Tune value of NT in atom, and check by console .submodule.NT. Maybe some settings of Revise.jl are not right…

I can reproduce:

julia> using Revise

(v1.0) pkg> activate mymodule

julia> using mymodule


julia> mymodule.NT
10

julia> mymodule.t
0.0:1.0:10.0

Now let’s update mymodule

julia> mymodule.NT
20

julia> mymodule.t
0.0:1.0:10.0

julia> mymodule.t1
11

julia> 

Yes, it frustrated me sometimes. So to avoid this, I disable Revise, always rerun “include(”./submodel.jl"); using .subomodel" after I modified anything. Though I wonder if it is the recommended way?
I guess it is due to efficiency - the subsequent code may need long time to execute.

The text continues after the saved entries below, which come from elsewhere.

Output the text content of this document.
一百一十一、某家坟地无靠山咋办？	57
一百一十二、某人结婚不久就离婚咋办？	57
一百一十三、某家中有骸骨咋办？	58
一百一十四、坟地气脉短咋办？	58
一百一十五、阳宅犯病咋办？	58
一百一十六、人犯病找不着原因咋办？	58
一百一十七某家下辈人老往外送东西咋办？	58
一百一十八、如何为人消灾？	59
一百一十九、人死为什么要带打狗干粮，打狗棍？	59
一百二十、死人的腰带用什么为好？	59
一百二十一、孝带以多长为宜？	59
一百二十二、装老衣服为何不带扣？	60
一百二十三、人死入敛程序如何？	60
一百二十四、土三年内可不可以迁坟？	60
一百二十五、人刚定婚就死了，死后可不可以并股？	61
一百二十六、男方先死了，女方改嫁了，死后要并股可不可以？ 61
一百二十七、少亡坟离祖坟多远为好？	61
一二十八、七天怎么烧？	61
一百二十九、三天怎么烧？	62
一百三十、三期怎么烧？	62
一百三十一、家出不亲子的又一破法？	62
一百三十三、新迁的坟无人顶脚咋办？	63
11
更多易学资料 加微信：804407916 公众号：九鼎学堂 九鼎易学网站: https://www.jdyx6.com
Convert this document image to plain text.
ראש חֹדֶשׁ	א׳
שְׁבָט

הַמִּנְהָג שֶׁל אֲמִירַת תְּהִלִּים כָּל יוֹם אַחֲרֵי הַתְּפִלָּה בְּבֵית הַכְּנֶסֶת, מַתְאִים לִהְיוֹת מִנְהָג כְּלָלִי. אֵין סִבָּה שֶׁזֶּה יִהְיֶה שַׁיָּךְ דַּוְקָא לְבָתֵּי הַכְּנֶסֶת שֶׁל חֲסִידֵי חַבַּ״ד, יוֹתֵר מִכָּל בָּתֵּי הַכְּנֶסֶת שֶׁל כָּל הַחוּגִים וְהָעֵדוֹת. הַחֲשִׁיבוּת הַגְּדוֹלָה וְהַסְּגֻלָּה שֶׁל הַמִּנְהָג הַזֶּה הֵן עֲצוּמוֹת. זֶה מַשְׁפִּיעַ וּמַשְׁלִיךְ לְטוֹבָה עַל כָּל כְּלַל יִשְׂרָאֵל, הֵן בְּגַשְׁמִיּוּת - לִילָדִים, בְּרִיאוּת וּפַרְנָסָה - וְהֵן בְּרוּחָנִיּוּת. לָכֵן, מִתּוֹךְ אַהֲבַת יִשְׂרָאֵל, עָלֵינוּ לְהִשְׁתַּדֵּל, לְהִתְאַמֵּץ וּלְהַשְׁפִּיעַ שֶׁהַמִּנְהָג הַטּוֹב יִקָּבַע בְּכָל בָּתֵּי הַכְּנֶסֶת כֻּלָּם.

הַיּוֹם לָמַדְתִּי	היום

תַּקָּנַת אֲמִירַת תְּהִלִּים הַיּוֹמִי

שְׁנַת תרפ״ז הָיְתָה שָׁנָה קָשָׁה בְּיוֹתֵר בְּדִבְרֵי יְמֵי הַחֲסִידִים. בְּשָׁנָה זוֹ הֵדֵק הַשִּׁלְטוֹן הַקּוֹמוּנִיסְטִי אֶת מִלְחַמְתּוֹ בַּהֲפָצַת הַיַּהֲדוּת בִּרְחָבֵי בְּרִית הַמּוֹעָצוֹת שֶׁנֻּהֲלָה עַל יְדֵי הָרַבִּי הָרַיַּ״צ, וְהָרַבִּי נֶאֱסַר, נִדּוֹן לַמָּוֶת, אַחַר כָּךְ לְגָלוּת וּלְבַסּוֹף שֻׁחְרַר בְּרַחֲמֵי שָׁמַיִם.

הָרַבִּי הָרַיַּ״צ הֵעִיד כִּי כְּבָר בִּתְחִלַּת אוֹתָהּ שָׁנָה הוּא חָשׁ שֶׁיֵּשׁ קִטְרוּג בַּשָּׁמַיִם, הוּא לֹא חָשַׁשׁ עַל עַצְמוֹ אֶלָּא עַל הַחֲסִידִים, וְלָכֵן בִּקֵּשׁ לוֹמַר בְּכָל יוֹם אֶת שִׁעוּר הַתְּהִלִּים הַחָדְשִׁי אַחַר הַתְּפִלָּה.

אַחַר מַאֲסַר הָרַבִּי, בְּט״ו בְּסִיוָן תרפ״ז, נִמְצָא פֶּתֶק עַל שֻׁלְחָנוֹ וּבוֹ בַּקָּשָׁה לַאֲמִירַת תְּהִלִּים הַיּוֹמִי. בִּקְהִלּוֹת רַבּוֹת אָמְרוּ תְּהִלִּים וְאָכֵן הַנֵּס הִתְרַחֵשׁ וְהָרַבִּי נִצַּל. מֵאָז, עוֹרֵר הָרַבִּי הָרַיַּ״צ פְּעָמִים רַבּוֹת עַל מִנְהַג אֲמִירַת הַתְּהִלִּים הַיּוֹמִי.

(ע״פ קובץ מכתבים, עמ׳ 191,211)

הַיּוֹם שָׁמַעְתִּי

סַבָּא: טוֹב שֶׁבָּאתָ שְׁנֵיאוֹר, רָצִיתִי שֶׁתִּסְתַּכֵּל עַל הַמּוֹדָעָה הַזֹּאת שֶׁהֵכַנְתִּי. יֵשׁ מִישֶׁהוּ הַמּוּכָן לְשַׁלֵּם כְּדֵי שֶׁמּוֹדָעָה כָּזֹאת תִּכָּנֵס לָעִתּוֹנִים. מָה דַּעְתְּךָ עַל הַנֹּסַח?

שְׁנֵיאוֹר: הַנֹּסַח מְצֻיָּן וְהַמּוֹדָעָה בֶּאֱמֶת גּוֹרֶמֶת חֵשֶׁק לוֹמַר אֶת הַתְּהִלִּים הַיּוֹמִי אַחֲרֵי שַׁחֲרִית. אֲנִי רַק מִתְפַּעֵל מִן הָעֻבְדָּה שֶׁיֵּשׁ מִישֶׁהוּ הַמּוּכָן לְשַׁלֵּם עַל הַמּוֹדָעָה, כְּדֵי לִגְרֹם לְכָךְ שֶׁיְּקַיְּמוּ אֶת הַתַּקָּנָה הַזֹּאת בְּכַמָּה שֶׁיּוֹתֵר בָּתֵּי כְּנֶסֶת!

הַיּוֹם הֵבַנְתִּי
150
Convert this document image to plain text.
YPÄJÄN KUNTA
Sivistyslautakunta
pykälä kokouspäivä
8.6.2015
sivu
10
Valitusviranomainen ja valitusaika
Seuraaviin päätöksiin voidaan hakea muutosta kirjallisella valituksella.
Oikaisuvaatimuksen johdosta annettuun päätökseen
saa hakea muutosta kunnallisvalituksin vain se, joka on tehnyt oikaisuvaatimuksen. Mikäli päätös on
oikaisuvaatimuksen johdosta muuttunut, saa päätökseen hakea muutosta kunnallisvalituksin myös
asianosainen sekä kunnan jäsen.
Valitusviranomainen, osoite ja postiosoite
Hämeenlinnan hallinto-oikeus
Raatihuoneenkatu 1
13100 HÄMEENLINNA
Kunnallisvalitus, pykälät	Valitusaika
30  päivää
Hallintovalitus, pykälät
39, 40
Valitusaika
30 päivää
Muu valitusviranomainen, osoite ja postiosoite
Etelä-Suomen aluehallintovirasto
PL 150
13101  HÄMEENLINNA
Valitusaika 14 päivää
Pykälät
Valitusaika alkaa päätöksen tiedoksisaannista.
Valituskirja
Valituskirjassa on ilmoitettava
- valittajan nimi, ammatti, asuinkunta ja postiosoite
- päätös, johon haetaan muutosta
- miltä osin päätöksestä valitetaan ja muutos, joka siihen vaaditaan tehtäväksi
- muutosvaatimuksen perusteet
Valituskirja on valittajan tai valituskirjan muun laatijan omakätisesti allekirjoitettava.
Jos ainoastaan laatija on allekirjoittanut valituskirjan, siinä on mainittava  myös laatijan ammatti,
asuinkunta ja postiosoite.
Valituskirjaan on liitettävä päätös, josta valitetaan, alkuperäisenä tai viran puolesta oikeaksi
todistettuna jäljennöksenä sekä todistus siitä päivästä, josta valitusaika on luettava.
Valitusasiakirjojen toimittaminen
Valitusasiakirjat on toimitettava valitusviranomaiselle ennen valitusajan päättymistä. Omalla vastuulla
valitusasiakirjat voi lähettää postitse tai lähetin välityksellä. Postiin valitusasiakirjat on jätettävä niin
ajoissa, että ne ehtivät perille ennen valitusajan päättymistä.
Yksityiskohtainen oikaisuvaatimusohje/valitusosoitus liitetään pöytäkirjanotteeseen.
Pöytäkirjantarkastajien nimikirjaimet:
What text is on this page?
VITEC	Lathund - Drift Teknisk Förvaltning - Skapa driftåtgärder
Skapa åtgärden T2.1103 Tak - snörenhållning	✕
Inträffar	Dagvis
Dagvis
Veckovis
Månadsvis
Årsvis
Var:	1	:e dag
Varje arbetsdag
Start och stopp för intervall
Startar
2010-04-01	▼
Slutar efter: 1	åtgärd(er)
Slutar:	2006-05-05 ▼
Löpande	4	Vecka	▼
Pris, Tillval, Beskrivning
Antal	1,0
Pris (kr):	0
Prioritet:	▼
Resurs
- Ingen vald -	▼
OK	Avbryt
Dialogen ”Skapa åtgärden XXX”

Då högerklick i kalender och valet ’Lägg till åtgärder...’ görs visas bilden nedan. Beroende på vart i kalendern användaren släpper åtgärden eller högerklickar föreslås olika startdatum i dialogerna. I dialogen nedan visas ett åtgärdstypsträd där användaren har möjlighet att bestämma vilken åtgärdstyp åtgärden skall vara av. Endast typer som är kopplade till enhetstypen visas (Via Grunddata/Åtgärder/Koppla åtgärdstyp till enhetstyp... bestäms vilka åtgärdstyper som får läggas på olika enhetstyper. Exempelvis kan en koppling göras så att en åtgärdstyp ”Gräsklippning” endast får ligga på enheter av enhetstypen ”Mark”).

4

Could you put the code depending on you parameter inside a function? Revise will update the value of the parameter as you edit the file, and re-running the function will give you the correct values:

module mymodule

NT=20 #\change NT to 20

function foo()
    @show t1=NT+1
    @show t=range(0.0,stop=NT,step=1.0)
end

end
julia> using Revise

julia> includet("/path/to/mymodule.jl") #or "using mymodule" if the project is correctly activated

julia> mymodule.foo()
t1 = NT + 1 = 11
t = range(0.0, stop=NT, step=1.0) = 0.0:1.0:10.0
0.0:1.0:10.0

julia> # edit "mymodule.jl"

julia> mymodule.foo()
t1 = NT + 1 = 21
t = range(0.0, stop=NT, step=1.0) = 0.0:1.0:20.0
0.0:1.0:20.0

Would such a workflow be suitable for the task at hand?

1 Like

Thanks. It works for simple modification, though not very convenient.